Die Dämmerung fiel, während er näher kam. Es war gerade noch hell genug, dass er selbst alle dunklen Nischen und Ecken überprüfen konnte, bevor er sich selbst in einer davon verbarg. Der lange grüngraue Mantel der Garde eignete sich gut, um mit den Schatten zu verschmelzen. Das Haus lag dort dunkel und leer. Das mochte nichts bedeuten. Denn es gab viele Räume, die nicht auf die Straße hinaus gingen und der alte Thomas wohnte stets dort.
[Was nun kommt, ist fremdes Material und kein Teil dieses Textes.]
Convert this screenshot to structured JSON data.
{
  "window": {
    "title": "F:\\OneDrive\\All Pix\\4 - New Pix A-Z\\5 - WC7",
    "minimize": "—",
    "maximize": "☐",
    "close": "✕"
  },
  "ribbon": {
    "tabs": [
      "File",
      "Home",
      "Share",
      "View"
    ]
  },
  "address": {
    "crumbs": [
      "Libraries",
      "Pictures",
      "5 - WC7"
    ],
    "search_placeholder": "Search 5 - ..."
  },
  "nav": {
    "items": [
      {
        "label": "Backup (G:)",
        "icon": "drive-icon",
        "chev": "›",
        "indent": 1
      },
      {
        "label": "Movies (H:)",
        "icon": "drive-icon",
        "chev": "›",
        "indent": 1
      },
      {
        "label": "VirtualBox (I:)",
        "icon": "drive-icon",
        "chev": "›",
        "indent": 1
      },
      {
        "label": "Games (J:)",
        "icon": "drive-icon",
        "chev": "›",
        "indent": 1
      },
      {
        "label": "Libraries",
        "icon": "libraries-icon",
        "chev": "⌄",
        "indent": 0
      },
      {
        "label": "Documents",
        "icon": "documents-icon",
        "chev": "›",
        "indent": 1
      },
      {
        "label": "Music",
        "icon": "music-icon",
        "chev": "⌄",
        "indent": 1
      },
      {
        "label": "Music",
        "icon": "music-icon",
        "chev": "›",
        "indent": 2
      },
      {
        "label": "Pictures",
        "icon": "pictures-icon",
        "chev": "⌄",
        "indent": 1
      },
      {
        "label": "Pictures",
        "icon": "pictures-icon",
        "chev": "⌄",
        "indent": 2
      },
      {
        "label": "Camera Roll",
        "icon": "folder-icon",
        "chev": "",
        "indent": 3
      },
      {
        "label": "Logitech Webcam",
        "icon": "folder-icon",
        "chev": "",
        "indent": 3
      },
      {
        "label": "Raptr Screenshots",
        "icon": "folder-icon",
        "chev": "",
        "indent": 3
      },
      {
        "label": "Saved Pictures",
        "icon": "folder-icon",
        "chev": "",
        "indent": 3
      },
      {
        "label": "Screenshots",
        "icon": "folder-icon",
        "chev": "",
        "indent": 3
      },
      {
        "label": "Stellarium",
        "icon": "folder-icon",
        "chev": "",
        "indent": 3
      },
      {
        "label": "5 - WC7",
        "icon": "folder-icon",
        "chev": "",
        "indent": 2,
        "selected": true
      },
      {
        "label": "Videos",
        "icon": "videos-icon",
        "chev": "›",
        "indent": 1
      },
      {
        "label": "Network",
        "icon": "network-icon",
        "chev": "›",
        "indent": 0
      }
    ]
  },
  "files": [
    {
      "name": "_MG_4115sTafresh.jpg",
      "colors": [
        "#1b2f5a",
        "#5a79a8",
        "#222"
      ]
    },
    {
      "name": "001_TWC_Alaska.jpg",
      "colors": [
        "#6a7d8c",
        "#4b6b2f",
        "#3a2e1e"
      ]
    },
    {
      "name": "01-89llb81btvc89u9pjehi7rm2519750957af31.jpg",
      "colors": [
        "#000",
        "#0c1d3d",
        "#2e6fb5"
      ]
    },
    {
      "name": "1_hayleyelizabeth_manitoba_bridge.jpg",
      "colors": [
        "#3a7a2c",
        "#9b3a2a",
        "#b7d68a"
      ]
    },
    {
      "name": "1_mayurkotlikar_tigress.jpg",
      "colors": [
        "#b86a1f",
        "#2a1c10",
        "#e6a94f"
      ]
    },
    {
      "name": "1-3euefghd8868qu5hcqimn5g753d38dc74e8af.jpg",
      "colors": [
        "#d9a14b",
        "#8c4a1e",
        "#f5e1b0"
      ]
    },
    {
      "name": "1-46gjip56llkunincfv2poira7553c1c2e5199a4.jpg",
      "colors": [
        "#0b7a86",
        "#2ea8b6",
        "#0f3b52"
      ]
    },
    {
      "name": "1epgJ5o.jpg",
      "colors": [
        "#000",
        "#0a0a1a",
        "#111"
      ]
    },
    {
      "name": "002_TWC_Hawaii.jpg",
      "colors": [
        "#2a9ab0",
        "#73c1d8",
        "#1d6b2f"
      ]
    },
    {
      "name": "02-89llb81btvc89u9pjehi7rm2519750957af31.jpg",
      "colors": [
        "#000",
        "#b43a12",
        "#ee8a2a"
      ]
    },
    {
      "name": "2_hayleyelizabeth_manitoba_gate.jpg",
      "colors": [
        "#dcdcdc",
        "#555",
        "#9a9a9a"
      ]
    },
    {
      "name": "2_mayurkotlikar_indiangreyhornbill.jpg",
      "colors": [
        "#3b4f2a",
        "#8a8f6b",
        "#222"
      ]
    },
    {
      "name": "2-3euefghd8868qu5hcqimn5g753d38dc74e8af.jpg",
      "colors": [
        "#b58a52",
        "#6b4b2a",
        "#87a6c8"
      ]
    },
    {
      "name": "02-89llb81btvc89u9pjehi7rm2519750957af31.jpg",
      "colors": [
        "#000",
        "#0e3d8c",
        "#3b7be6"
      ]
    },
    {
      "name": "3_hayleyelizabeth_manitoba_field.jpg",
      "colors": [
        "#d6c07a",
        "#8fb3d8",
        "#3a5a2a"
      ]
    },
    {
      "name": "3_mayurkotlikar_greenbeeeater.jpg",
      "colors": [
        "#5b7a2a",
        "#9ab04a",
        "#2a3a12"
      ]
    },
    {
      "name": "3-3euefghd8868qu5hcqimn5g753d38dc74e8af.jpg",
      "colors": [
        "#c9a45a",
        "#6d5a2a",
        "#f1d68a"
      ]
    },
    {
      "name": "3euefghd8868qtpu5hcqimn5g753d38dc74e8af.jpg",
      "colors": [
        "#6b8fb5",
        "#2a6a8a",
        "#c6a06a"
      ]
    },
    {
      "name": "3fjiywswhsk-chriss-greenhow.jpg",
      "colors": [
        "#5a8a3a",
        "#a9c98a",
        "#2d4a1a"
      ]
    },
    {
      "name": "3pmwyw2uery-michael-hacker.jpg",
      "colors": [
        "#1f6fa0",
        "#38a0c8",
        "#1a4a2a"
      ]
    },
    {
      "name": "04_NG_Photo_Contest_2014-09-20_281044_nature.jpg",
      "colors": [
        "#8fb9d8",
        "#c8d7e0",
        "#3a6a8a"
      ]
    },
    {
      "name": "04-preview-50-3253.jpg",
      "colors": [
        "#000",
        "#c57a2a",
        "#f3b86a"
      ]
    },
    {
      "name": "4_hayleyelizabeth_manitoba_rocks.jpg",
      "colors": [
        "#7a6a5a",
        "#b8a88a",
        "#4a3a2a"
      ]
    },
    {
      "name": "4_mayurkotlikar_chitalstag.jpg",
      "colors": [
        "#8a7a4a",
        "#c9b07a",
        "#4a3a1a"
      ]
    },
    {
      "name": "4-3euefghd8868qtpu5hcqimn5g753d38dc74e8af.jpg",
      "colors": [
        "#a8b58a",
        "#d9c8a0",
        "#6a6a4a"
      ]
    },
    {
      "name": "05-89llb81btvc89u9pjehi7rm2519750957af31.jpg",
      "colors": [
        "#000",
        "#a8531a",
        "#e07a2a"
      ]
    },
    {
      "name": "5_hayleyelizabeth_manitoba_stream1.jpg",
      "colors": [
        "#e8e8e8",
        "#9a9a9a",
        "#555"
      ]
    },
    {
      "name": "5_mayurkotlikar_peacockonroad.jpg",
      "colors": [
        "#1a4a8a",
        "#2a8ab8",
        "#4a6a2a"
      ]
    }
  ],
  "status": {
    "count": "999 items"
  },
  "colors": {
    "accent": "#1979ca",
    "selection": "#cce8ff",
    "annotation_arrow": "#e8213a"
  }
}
Die Zeit verging sehr langsam. Aber Ciaran wusste, dass diese paar Stunden vor Mitternacht vielleicht seine einzige Chance, den Rittern des Königs zu begegnen, boten. Er war entschlossen, sie so gut er konnte zu nutzen. Ab und zu kamen ein paar Passanten vorbei, die ihn nicht bemerkten. Dann bemerkte er einen Mann, der sich auffällig benahm. Der gut gekleidete Fremde blickte prüfend in die dunklen Ecken, als er vorbeiging, genau wie Ciaran selbst es einige Zeit vorher getan hatte. Doch jetzt war es bereits dunkel. Der Hauptmann schmiegte sich dicht an die Wand seines Verstecks und entging tatsächlich den forschenden Blicken. Schließlich blickte sich der andere vorsichtig um, ob auch kein eventueller Beobachter die Straße entlangkomme und verschwand in einem Hauseingang nur wenige Meter von Ciarans Beobachtungsposten entfernt. Die Tür dort wurde nicht geöffnet. Es war also offensichtlich, dass der Fremde dort ebenfalls auf etwas wartete. Ciarans Hand strich über das Heft seines Schwertes. Aber dann lächelte er und entspannte sich. Ein Ritter des Königs würde nicht gerade ihn benötigen, um sich zu verteidigen.
*******
„Ich möchte noch ein wenig hinaus. Was meinst du, Béarisean, hast du Lust mitzukommen?“ sagte Robin. Es war nun schon spät am Abend. Seine Hand ruhte wieder auf der Harfe. Sie war perfekt in Stimmung, so unglaublich das auch schien. Wann immer er sie berührte, war es als fiele eine Last von ihm ab, von der er noch einen Augenblick vorher nichts gespürt hatte. Während Thomas und Béarisean unentwegt weiter über die abhaileonische politische Lage diskutiert hatten, hatte er leise begonnen, damit zu üben. Sobald er das Instrument aus der Hand legte, erschien ihm der Raum dumpf und bedrückend.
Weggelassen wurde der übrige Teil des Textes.